Burn a Lady’s Handkerchief, but Return it Whole Again.
This requires a tin cylinder about eight inches in diameter and twelve inches in height. Into this put a perfectly fitting tin vessel, which is divided strictly in half. When this vessel is slid inside of the cylinder the whole does not look unlike a canister with a cover at each end. Having the handkerchief, hold it so that everybody sees it, and talk fluently, keeping the body constantly in motion; indeed, making so many motions that no one has noticed that you have packed this handkerchief in the upper division of the tin vessel, and that, as you are walking towards the candle, you have turned the cylinder upside down, and that also the handkerchief you are now holding is really not a handkerchief at all, but a thin piece of muslin you have prepared to simulate a handkerchief. Pour on it a few drops of alcohol, which will help it to burn even more rapidly; tear it, if you think it more effective. When the owner thinks that her handkerchief is forever destroyed, cleverly manage to invert the cylinder, take out the handkerchief, shake it well, holding it so that all the audience sees that it is not even scorched, and then return it to the lady.
The Bowl Trick.
Fill a tiny tumbler with water and cover it with a bowl. Then state you will drink the water in the tumbler underneath without moving the bowl.
Of course the company do not believe you, and you ask all to turn their backs, or close their eyes, if they will promise not to look, until one of the party counts ten. Immediately they have turned their backs, or closed their eyes, you pick up another glass of water and hastily swallow a few mouthfuls. They hear the sound, but no one can look until ten is counted. By that time the glass from which you drank is hidden again, and the company catch you wiping your moist lips. Undoubtedly one of the number will be so suspicious that he will lift the bowl to see, and then is your opportunity, for you at once pick up the glass and drink, saying, as you put it down, “I didn’t touch the bowl.”
An Impossible Jump.
Take a gentleman’s hat, and, turning it around so that every one sees it, ask your friends whether, if you put it on the floor, they could jump over it.
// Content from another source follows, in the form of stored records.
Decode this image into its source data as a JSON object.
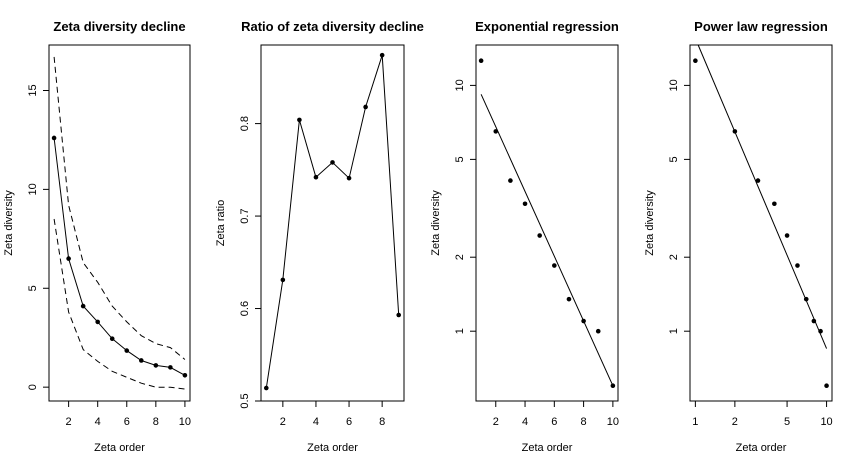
{
  "chart_data": [
    {
      "type": "line",
      "title": "Zeta diversity decline",
      "xlabel": "Zeta order",
      "ylabel": "Zeta diversity",
      "xlim": [
        0.65,
        10.35
      ],
      "ylim": [
        -0.7,
        17.3
      ],
      "x_scale": "linear",
      "y_scale": "linear",
      "x_ticks": [
        2,
        4,
        6,
        8,
        10
      ],
      "y_ticks": [
        0,
        5,
        10,
        15
      ],
      "x": [
        1,
        2,
        3,
        4,
        5,
        6,
        7,
        8,
        9,
        10
      ],
      "series": [
        {
          "values": [
            12.6,
            6.5,
            4.1,
            3.3,
            2.45,
            1.85,
            1.35,
            1.1,
            1.0,
            0.6
          ],
          "style": "line+points"
        },
        {
          "values": [
            16.7,
            9.2,
            6.3,
            5.3,
            4.1,
            3.3,
            2.6,
            2.2,
            2.0,
            1.4
          ],
          "style": "dashed"
        },
        {
          "values": [
            8.5,
            3.8,
            1.9,
            1.3,
            0.8,
            0.5,
            0.2,
            0.0,
            0.0,
            -0.1
          ],
          "style": "dashed"
        }
      ]
    },
    {
      "type": "line",
      "title": "Ratio of zeta diversity decline",
      "xlabel": "Zeta order",
      "ylabel": "Zeta ratio",
      "xlim": [
        0.68,
        9.32
      ],
      "ylim": [
        0.5,
        0.885
      ],
      "x_scale": "linear",
      "y_scale": "linear",
      "x_ticks": [
        2,
        4,
        6,
        8
      ],
      "y_ticks": [
        0.5,
        0.6,
        0.7,
        0.8
      ],
      "y_tick_labels": [
        "0.5",
        "0.6",
        "0.7",
        "0.8"
      ],
      "x": [
        1,
        2,
        3,
        4,
        5,
        6,
        7,
        8,
        9
      ],
      "series": [
        {
          "values": [
            0.514,
            0.631,
            0.804,
            0.742,
            0.758,
            0.741,
            0.818,
            0.874,
            0.593
          ],
          "style": "line+points"
        }
      ]
    },
    {
      "type": "scatter",
      "title": "Exponential regression",
      "xlabel": "Zeta order",
      "ylabel": "Zeta diversity",
      "xlim": [
        0.65,
        10.35
      ],
      "ylim": [
        0.52,
        14.6
      ],
      "x_scale": "linear",
      "y_scale": "log",
      "x_ticks": [
        2,
        4,
        6,
        8,
        10
      ],
      "y_ticks": [
        1,
        2,
        5,
        10
      ],
      "x": [
        1,
        2,
        3,
        4,
        5,
        6,
        7,
        8,
        9,
        10
      ],
      "series": [
        {
          "values": [
            12.6,
            6.5,
            4.1,
            3.3,
            2.45,
            1.85,
            1.35,
            1.1,
            1.0,
            0.6
          ],
          "style": "points"
        }
      ],
      "fit_line": {
        "x": [
          1,
          10
        ],
        "y": [
          9.2,
          0.6
        ]
      }
    },
    {
      "type": "scatter",
      "title": "Power law regression",
      "xlabel": "Zeta order",
      "ylabel": "Zeta diversity",
      "xlim": [
        0.91,
        11.0
      ],
      "ylim": [
        0.52,
        14.6
      ],
      "x_scale": "log",
      "y_scale": "log",
      "x_ticks": [
        1,
        2,
        5,
        10
      ],
      "y_ticks": [
        1,
        2,
        5,
        10
      ],
      "x": [
        1,
        2,
        3,
        4,
        5,
        6,
        7,
        8,
        9,
        10
      ],
      "series": [
        {
          "values": [
            12.6,
            6.5,
            4.1,
            3.3,
            2.45,
            1.85,
            1.35,
            1.1,
            1.0,
            0.6
          ],
          "style": "points"
        }
      ],
      "fit_line": {
        "x": [
          1.05,
          10
        ],
        "y": [
          14.6,
          0.85
        ]
      }
    }
  ]
}
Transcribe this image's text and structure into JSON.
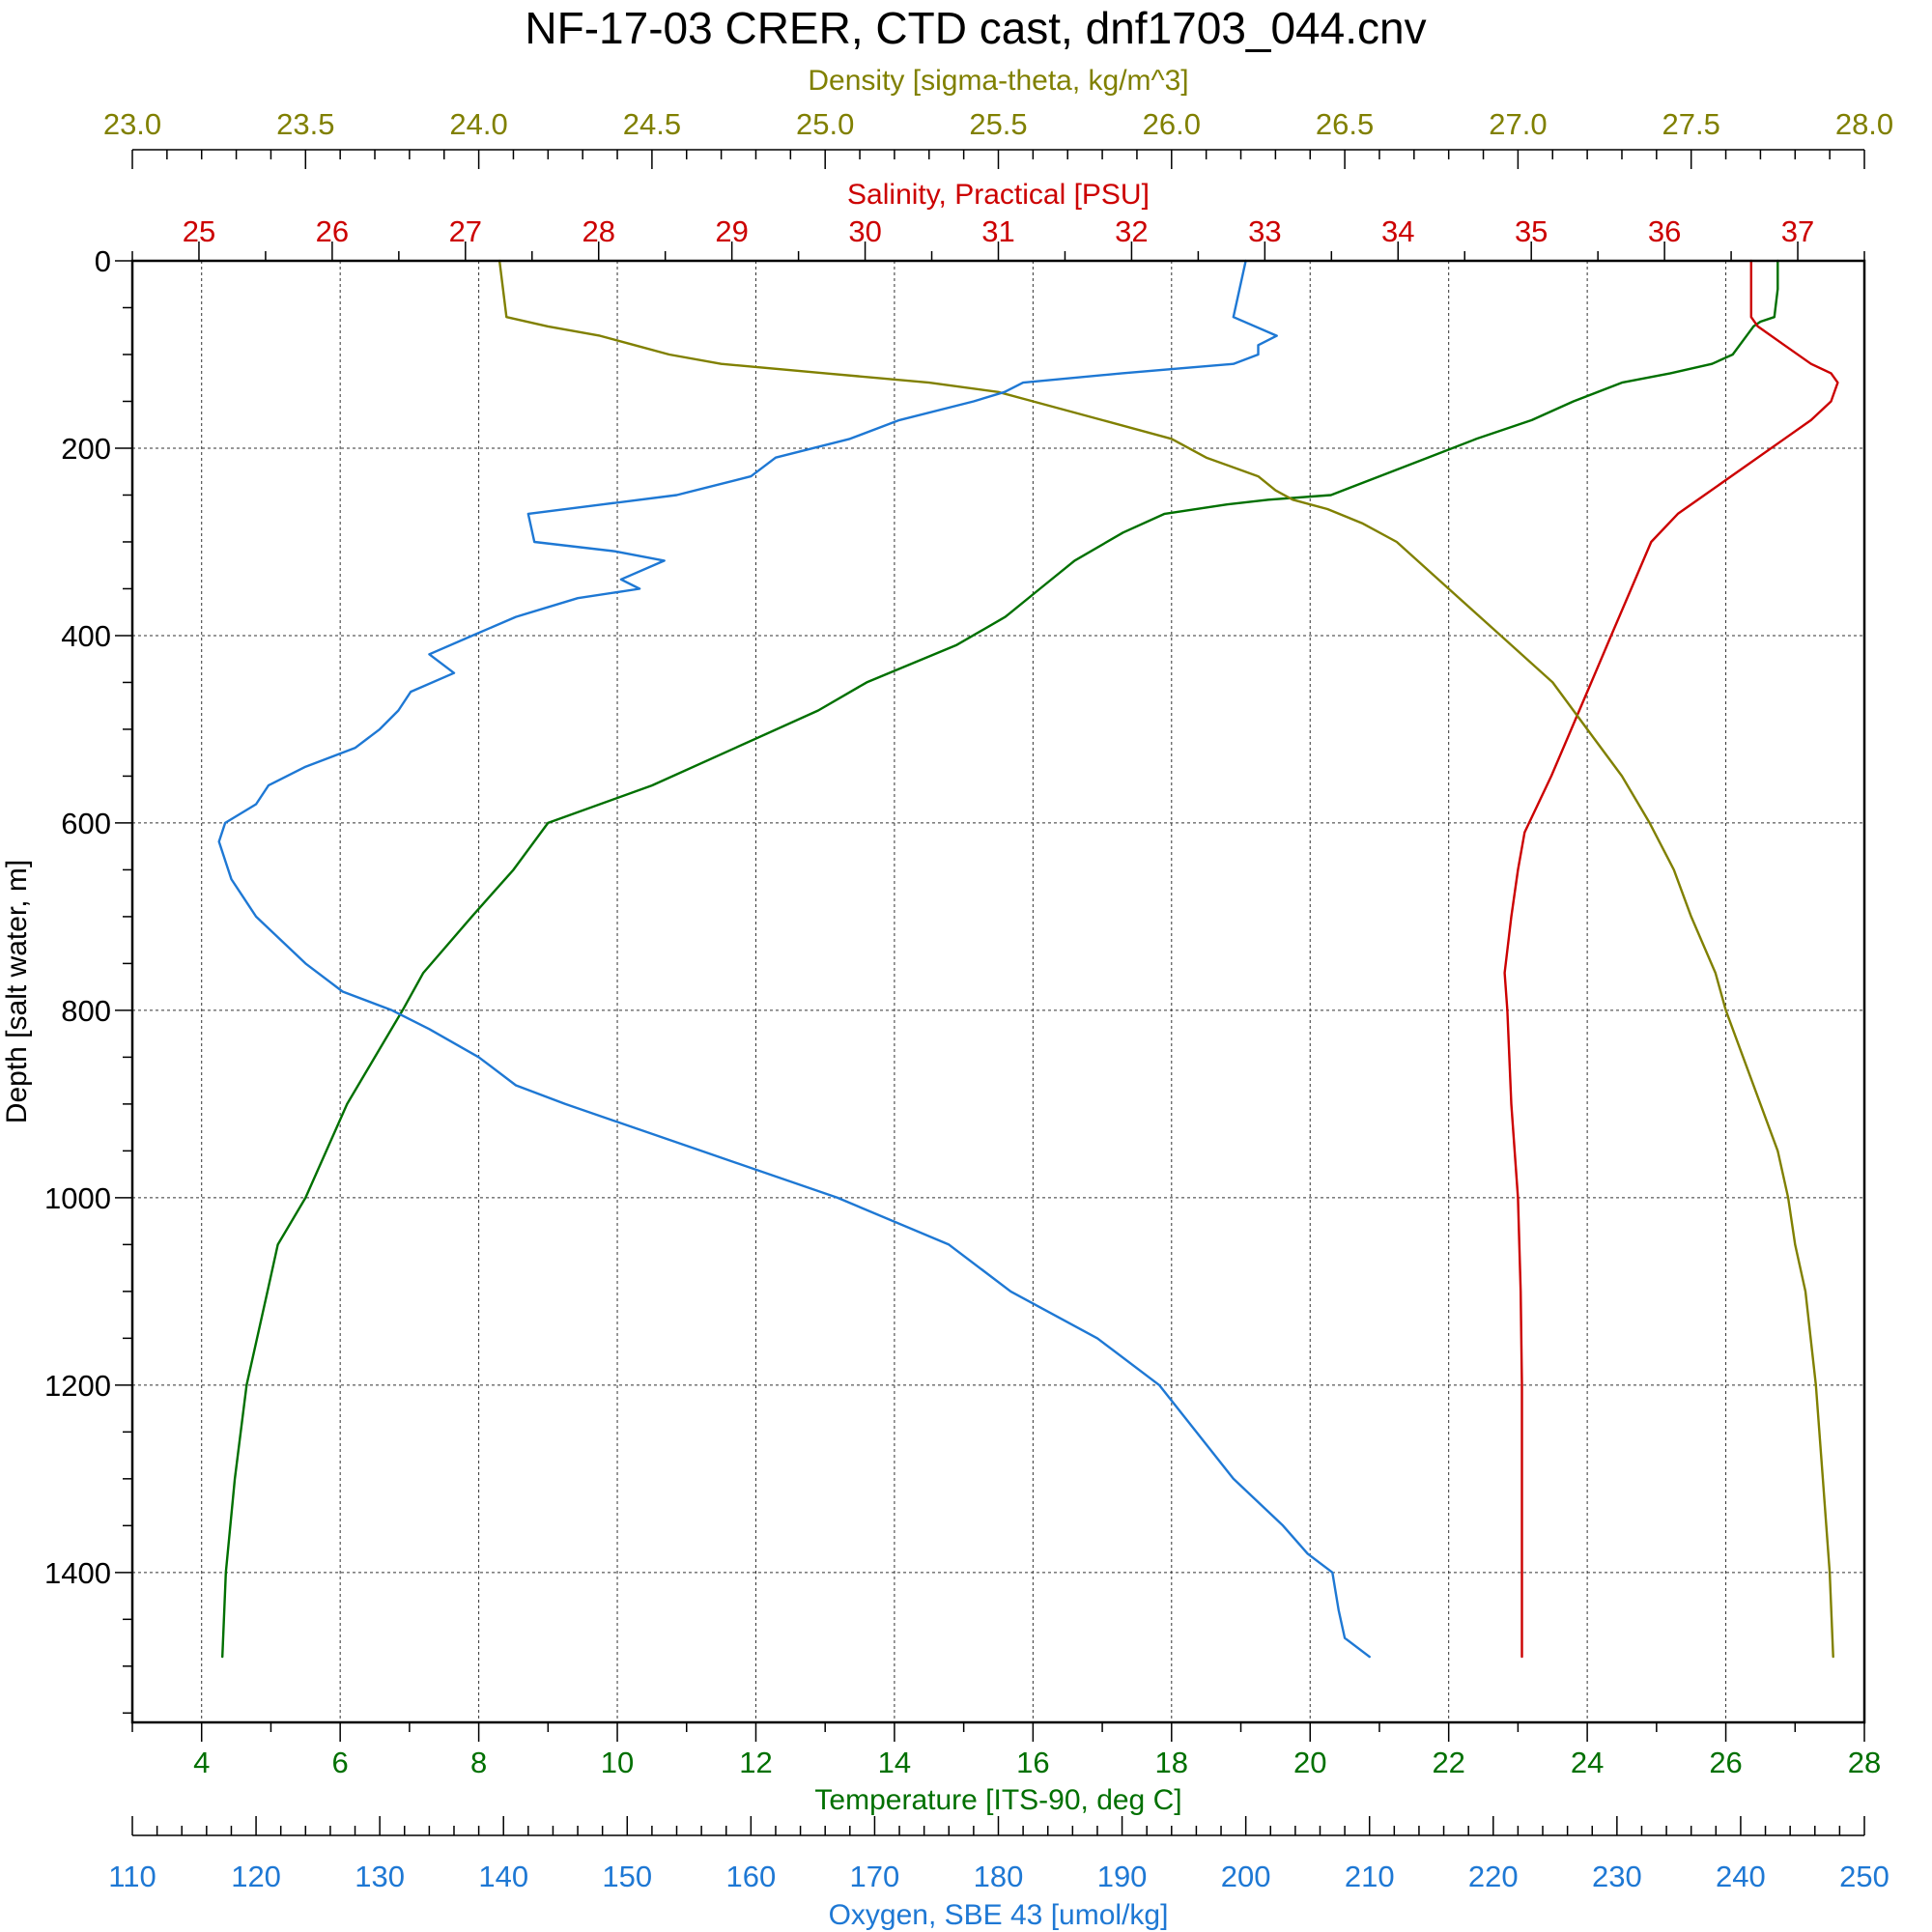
{
  "chart_data": {
    "type": "line",
    "title": "NF-17-03 CRER, CTD cast, dnf1703_044.cnv",
    "grid": true,
    "y_axis": {
      "label": "Depth [salt water, m]",
      "range": [
        0,
        1560
      ],
      "reversed": true,
      "ticks": [
        0,
        200,
        400,
        600,
        800,
        1000,
        1200,
        1400
      ],
      "tick_labels": [
        "0",
        "200",
        "400",
        "600",
        "800",
        "1000",
        "1200",
        "1400"
      ],
      "minor_step": 50
    },
    "x_axes": [
      {
        "id": "density",
        "label": "Density [sigma-theta, kg/m^3]",
        "position": "top-outer",
        "color": "#808000",
        "range": [
          23.0,
          28.0
        ],
        "ticks": [
          23.0,
          23.5,
          24.0,
          24.5,
          25.0,
          25.5,
          26.0,
          26.5,
          27.0,
          27.5,
          28.0
        ],
        "tick_labels": [
          "23.0",
          "23.5",
          "24.0",
          "24.5",
          "25.0",
          "25.5",
          "26.0",
          "26.5",
          "27.0",
          "27.5",
          "28.0"
        ],
        "minor_step": 0.1
      },
      {
        "id": "salinity",
        "label": "Salinity, Practical [PSU]",
        "position": "top-inner",
        "color": "#cc0000",
        "range": [
          24.5,
          37.5
        ],
        "ticks": [
          25,
          26,
          27,
          28,
          29,
          30,
          31,
          32,
          33,
          34,
          35,
          36,
          37
        ],
        "tick_labels": [
          "25",
          "26",
          "27",
          "28",
          "29",
          "30",
          "31",
          "32",
          "33",
          "34",
          "35",
          "36",
          "37"
        ],
        "minor_step": 0.5
      },
      {
        "id": "temperature",
        "label": "Temperature [ITS-90, deg C]",
        "position": "bottom-inner",
        "color": "#007000",
        "range": [
          3,
          28
        ],
        "ticks": [
          4,
          6,
          8,
          10,
          12,
          14,
          16,
          18,
          20,
          22,
          24,
          26,
          28
        ],
        "tick_labels": [
          "4",
          "6",
          "8",
          "10",
          "12",
          "14",
          "16",
          "18",
          "20",
          "22",
          "24",
          "26",
          "28"
        ],
        "minor_step": 1
      },
      {
        "id": "oxygen",
        "label": "Oxygen, SBE 43 [umol/kg]",
        "position": "bottom-outer",
        "color": "#1e78d4",
        "range": [
          110,
          250
        ],
        "ticks": [
          110,
          120,
          130,
          140,
          150,
          160,
          170,
          180,
          190,
          200,
          210,
          220,
          230,
          240,
          250
        ],
        "tick_labels": [
          "110",
          "120",
          "130",
          "140",
          "150",
          "160",
          "170",
          "180",
          "190",
          "200",
          "210",
          "220",
          "230",
          "240",
          "250"
        ],
        "minor_step": 2
      }
    ],
    "series": [
      {
        "axis": "temperature",
        "color": "#007000",
        "depth": [
          0,
          30,
          60,
          65,
          70,
          80,
          100,
          110,
          120,
          130,
          150,
          170,
          190,
          210,
          230,
          250,
          255,
          260,
          270,
          290,
          320,
          350,
          380,
          410,
          450,
          480,
          520,
          560,
          600,
          650,
          700,
          760,
          800,
          850,
          900,
          950,
          1000,
          1050,
          1100,
          1200,
          1300,
          1400,
          1490
        ],
        "values": [
          26.75,
          26.75,
          26.7,
          26.5,
          26.4,
          26.3,
          26.1,
          25.8,
          25.2,
          24.5,
          23.8,
          23.2,
          22.4,
          21.7,
          21.0,
          20.3,
          19.4,
          18.8,
          17.9,
          17.3,
          16.6,
          16.1,
          15.6,
          14.9,
          13.6,
          12.9,
          11.7,
          10.5,
          9.0,
          8.5,
          7.9,
          7.2,
          6.9,
          6.5,
          6.1,
          5.8,
          5.5,
          5.1,
          4.95,
          4.65,
          4.48,
          4.35,
          4.3
        ]
      },
      {
        "axis": "salinity",
        "color": "#cc0000",
        "depth": [
          0,
          60,
          70,
          90,
          110,
          120,
          130,
          150,
          170,
          190,
          220,
          250,
          270,
          300,
          350,
          400,
          450,
          500,
          550,
          580,
          610,
          650,
          700,
          760,
          800,
          900,
          1000,
          1100,
          1200,
          1300,
          1400,
          1490
        ],
        "values": [
          36.65,
          36.65,
          36.7,
          36.9,
          37.1,
          37.25,
          37.3,
          37.25,
          37.1,
          36.9,
          36.6,
          36.3,
          36.1,
          35.9,
          35.75,
          35.6,
          35.45,
          35.3,
          35.15,
          35.05,
          34.95,
          34.9,
          34.85,
          34.8,
          34.82,
          34.85,
          34.9,
          34.92,
          34.93,
          34.93,
          34.93,
          34.93
        ]
      },
      {
        "axis": "density",
        "color": "#808000",
        "depth": [
          0,
          60,
          70,
          80,
          90,
          100,
          110,
          120,
          130,
          140,
          150,
          170,
          190,
          210,
          230,
          245,
          255,
          265,
          280,
          300,
          350,
          400,
          450,
          500,
          550,
          600,
          650,
          700,
          760,
          800,
          850,
          900,
          950,
          1000,
          1050,
          1100,
          1200,
          1300,
          1400,
          1490
        ],
        "values": [
          24.06,
          24.08,
          24.2,
          24.35,
          24.45,
          24.55,
          24.7,
          25.0,
          25.3,
          25.5,
          25.6,
          25.8,
          26.0,
          26.1,
          26.25,
          26.3,
          26.35,
          26.45,
          26.55,
          26.65,
          26.8,
          26.95,
          27.1,
          27.2,
          27.3,
          27.38,
          27.45,
          27.5,
          27.57,
          27.6,
          27.65,
          27.7,
          27.75,
          27.78,
          27.8,
          27.83,
          27.86,
          27.88,
          27.9,
          27.91
        ]
      },
      {
        "axis": "oxygen",
        "color": "#1e78d4",
        "depth": [
          0,
          30,
          60,
          80,
          90,
          100,
          110,
          120,
          130,
          140,
          150,
          170,
          190,
          210,
          230,
          250,
          260,
          270,
          300,
          310,
          320,
          340,
          350,
          360,
          380,
          400,
          420,
          440,
          460,
          480,
          500,
          520,
          540,
          560,
          580,
          600,
          620,
          640,
          660,
          700,
          750,
          780,
          800,
          820,
          850,
          880,
          900,
          950,
          1000,
          1050,
          1100,
          1150,
          1200,
          1250,
          1300,
          1350,
          1380,
          1400,
          1440,
          1470,
          1490
        ],
        "values": [
          200,
          199.5,
          199,
          202.5,
          201,
          201,
          199,
          190,
          182,
          180.5,
          178,
          172,
          168,
          162,
          160,
          154,
          148,
          142,
          142.5,
          149,
          153,
          149.5,
          151,
          146,
          141,
          137.5,
          134,
          136,
          132.5,
          131.5,
          130,
          128,
          124,
          121,
          120,
          117.5,
          117,
          117.5,
          118,
          120,
          124,
          127,
          131,
          134,
          138,
          141,
          145,
          156,
          167,
          176,
          181,
          188,
          193,
          196,
          199,
          203,
          205,
          207,
          207.5,
          208,
          210
        ]
      }
    ]
  }
}
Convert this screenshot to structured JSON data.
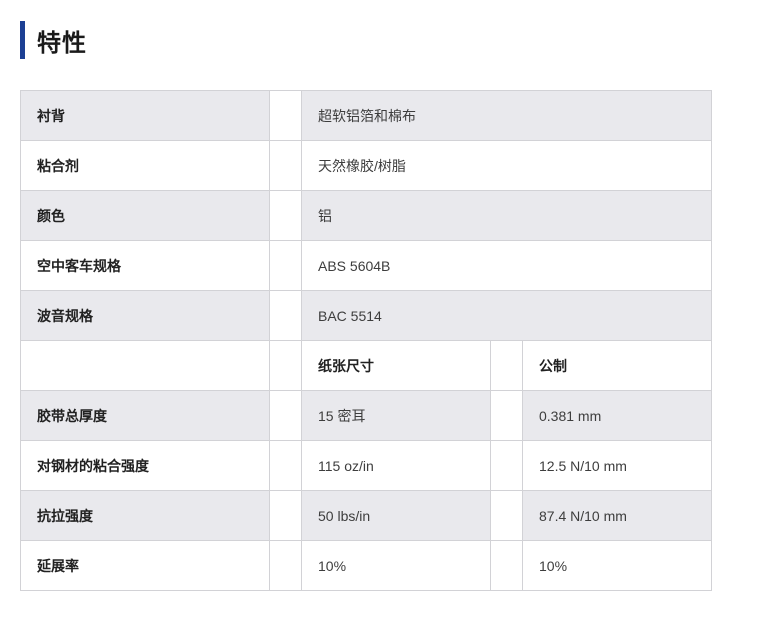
{
  "page": {
    "title": "特性"
  },
  "accent_color": "#1c3f94",
  "row_shade_color": "#e9e9ed",
  "table": {
    "simple_rows": [
      {
        "label": "衬背",
        "value": "超软铝箔和棉布"
      },
      {
        "label": "粘合剂",
        "value": "天然橡胶/树脂"
      },
      {
        "label": "颜色",
        "value": "铝"
      },
      {
        "label": "空中客车规格",
        "value": "ABS 5604B"
      },
      {
        "label": "波音规格",
        "value": "BAC 5514"
      }
    ],
    "column_headers": {
      "imperial": "纸张尺寸",
      "metric": "公制"
    },
    "measure_rows": [
      {
        "label": "胶带总厚度",
        "imperial": "15 密耳",
        "metric": "0.381 mm"
      },
      {
        "label": "对钢材的粘合强度",
        "imperial": "115 oz/in",
        "metric": "12.5 N/10 mm"
      },
      {
        "label": "抗拉强度",
        "imperial": "50 lbs/in",
        "metric": "87.4 N/10 mm"
      },
      {
        "label": "延展率",
        "imperial": "10%",
        "metric": "10%"
      }
    ]
  }
}
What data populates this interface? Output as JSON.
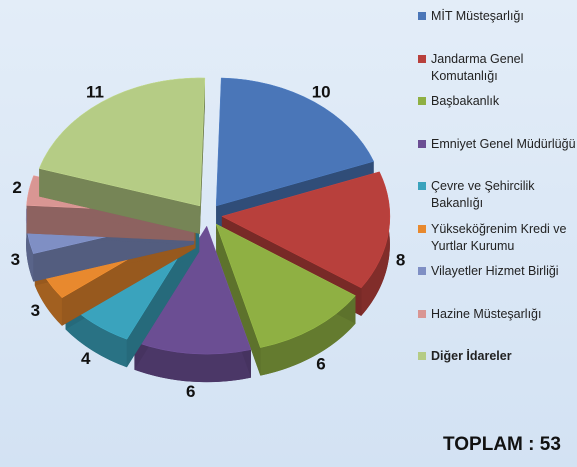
{
  "chart_data": {
    "type": "pie",
    "categories": [
      "MİT Müsteşarlığı",
      "Jandarma Genel Komutanlığı",
      "Başbakanlık",
      "Emniyet Genel Müdürlüğü",
      "Çevre ve Şehircilik Bakanlığı",
      "Yükseköğrenim Kredi ve Yurtlar Kurumu",
      "Vilayetler Hizmet Birliği",
      "Hazine Müsteşarlığı",
      "Diğer İdareler"
    ],
    "values": [
      10,
      8,
      6,
      6,
      4,
      3,
      3,
      2,
      11
    ],
    "colors": [
      "#4a76b8",
      "#b8403c",
      "#8fb043",
      "#6b4e93",
      "#3aa3bd",
      "#e8892e",
      "#7f8fc4",
      "#d99693",
      "#b5cc85"
    ],
    "total_label": "TOPLAM : 53"
  }
}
Of course they will answer, “Yes.” Then stand it close to the wall, and tell them not to all try at once, but take their turn to jump.
Turn a Goblet Upside Down Without Spilling the Water.
Fill a glass goblet so as not to allow any water to drop over the edge. Cover the top with a piece of paper; on the paper put your hand, and turn the goblet rapidly over; then remove the hand. The upward pressure of the air will prevent the water from spilling.